Even in the midst of the ongoing nightmare, I was irritated. “You did no such fucking thing! I left you about a hundred messages.”

“I wasn't talking to you, I was talking to the kid.”

“Thanks,” said Clarence.

I decided to let the matter slide for now. “Let's get going before we destroy any more of our priceless cultural heritage, people.” I wasn't really making a joke—what had happened to the West Asian collection was pretty horrifying,

Oxana was still unconscious if not worse. I unbuckled her empty silver nitrate tank, then lifted her.
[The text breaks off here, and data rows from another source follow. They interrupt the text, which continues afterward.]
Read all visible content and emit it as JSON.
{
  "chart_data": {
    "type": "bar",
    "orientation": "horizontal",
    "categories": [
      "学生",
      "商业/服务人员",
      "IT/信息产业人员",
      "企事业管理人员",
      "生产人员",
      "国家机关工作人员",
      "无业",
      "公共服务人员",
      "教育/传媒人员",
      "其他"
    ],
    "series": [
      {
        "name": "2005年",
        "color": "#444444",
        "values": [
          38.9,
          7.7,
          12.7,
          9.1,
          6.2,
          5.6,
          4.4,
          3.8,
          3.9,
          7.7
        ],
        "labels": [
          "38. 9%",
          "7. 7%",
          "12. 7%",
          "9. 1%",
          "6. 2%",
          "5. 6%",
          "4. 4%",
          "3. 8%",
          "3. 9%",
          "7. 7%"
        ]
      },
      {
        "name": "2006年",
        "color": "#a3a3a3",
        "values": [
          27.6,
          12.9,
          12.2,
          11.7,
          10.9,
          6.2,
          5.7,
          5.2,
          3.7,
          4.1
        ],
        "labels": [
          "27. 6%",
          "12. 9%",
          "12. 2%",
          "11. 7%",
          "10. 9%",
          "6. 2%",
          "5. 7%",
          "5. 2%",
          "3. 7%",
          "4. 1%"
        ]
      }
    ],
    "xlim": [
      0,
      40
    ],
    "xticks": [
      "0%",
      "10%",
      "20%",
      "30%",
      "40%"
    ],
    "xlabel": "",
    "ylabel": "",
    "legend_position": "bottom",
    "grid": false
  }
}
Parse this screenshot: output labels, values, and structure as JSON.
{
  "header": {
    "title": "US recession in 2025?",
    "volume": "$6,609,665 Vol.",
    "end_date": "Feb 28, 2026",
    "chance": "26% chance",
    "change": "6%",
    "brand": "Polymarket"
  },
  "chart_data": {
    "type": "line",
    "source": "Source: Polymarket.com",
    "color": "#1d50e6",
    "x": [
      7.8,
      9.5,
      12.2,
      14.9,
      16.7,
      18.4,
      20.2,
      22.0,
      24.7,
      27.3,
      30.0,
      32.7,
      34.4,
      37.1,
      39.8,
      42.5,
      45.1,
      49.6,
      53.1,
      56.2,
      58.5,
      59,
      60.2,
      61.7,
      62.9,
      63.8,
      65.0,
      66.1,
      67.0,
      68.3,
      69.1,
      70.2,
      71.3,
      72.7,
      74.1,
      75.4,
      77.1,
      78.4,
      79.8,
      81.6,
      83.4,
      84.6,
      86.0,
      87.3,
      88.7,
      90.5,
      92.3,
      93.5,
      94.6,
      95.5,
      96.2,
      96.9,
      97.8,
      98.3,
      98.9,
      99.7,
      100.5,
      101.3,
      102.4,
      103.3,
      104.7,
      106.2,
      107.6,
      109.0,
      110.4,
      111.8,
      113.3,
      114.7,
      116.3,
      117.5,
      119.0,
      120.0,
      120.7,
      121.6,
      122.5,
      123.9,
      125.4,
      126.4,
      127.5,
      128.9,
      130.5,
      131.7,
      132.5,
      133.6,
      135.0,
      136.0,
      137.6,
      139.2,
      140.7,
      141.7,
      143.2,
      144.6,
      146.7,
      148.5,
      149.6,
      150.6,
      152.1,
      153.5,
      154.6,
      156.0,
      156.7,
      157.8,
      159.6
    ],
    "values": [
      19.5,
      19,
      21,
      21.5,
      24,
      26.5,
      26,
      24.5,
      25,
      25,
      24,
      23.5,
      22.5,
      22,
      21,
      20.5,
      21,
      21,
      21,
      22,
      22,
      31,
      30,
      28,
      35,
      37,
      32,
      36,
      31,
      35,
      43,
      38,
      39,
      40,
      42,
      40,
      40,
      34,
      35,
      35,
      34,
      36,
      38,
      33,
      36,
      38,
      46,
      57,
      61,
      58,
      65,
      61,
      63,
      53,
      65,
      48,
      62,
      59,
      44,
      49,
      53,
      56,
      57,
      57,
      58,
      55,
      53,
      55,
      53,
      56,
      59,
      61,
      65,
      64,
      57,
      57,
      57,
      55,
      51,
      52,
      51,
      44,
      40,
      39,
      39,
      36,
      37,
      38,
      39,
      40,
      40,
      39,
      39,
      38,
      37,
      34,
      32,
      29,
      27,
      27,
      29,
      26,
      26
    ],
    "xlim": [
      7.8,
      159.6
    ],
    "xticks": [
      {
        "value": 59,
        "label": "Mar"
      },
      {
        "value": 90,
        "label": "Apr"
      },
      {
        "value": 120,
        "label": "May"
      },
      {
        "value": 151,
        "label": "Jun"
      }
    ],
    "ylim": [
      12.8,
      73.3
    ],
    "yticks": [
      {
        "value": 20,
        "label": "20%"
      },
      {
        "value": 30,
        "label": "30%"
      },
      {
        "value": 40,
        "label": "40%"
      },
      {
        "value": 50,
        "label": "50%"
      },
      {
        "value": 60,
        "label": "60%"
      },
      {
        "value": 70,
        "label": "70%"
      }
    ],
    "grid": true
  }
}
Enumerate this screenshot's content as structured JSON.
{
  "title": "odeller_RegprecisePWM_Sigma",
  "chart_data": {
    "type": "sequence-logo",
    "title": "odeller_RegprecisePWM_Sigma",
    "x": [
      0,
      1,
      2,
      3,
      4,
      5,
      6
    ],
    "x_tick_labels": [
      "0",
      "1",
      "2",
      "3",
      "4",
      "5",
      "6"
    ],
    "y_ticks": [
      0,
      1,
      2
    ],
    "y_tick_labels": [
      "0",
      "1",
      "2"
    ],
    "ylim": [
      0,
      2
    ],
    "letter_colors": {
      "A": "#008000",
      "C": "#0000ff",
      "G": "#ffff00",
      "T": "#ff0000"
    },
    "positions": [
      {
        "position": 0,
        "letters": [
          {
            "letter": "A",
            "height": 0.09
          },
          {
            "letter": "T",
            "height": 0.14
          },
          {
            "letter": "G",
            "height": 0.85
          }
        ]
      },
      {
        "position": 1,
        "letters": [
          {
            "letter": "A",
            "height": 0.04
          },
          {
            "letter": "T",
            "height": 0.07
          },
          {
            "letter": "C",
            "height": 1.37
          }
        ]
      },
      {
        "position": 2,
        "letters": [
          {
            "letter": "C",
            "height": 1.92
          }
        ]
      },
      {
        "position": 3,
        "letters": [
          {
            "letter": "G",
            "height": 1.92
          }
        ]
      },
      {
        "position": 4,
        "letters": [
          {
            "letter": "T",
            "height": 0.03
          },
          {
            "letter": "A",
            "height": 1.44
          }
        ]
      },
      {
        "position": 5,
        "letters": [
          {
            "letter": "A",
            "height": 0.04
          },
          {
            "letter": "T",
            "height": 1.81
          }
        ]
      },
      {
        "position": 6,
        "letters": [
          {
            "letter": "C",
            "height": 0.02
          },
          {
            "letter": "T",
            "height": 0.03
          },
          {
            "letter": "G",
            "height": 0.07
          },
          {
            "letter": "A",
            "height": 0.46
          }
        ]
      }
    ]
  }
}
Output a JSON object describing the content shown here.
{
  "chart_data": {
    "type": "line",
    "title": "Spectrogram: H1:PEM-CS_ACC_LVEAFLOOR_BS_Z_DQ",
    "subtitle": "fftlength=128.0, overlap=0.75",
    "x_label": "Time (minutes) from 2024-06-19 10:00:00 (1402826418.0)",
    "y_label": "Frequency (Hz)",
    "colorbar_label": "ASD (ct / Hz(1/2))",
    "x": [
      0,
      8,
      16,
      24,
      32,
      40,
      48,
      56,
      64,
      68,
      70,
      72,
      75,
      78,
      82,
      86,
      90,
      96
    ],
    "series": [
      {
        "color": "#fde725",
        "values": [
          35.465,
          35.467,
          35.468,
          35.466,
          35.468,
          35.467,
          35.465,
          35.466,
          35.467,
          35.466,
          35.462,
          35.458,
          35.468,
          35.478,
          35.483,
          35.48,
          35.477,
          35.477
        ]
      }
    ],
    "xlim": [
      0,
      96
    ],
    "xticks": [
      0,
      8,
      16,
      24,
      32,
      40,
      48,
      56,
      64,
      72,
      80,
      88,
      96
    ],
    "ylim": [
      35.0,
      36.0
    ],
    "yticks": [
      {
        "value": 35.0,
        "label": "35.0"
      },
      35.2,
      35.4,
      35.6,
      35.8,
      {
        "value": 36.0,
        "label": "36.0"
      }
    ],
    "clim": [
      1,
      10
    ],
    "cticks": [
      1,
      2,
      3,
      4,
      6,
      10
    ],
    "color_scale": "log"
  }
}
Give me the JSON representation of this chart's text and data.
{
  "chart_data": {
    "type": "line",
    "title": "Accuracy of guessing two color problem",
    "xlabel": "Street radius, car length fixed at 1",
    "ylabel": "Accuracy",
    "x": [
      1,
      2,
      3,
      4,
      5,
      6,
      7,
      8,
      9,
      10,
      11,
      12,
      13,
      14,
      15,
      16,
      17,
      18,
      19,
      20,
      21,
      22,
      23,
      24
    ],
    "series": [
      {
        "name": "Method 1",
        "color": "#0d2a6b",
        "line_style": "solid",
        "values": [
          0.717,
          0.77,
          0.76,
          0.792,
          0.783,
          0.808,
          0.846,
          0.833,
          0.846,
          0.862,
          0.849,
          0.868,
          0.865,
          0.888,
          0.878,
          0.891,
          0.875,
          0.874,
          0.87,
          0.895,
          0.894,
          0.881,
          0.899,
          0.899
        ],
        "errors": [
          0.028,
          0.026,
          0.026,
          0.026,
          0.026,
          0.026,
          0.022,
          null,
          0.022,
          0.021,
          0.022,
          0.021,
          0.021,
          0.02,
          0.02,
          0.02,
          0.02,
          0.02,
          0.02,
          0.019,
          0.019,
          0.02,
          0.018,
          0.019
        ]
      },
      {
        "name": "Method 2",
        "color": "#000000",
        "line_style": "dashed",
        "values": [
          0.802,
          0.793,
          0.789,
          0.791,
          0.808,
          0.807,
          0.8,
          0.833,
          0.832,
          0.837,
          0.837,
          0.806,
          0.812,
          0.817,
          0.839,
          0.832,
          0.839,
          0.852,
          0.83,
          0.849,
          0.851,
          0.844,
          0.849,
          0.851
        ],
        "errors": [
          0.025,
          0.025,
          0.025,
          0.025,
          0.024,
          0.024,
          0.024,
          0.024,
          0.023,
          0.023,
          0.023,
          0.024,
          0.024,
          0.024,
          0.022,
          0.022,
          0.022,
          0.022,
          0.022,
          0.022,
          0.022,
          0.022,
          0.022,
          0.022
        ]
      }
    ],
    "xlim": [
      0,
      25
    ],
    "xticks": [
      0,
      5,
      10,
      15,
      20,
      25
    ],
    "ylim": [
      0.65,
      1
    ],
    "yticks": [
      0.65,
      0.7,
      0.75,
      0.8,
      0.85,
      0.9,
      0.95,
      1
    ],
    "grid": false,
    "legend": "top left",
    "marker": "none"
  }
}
She let out a moan of discomfort as I threw her over my shoulder, so at least she was still alive. “Light 'em up!” I shouted. “We're getting out of here.”

Sam swung his Glock toward the thinnest part of the wall of ugliness before us. I don't know what kind of suppressor he had on it, but for something that looked like it should be mail-ordered from the Big Jim Steele catalogue, it worked damn good. Even right next to him, I could hardly hear the sound of the shots, but I could see what they did, and I liked it. When they went off inside the gelatin-monsters, the monster blew to bits. Some shots cut through the nearest bugbears without exploding, but then blew up others farther back. Blazing jelly was flying everywhere, and some of it landed among the remaining Nightmare Children, who scurried away in flames.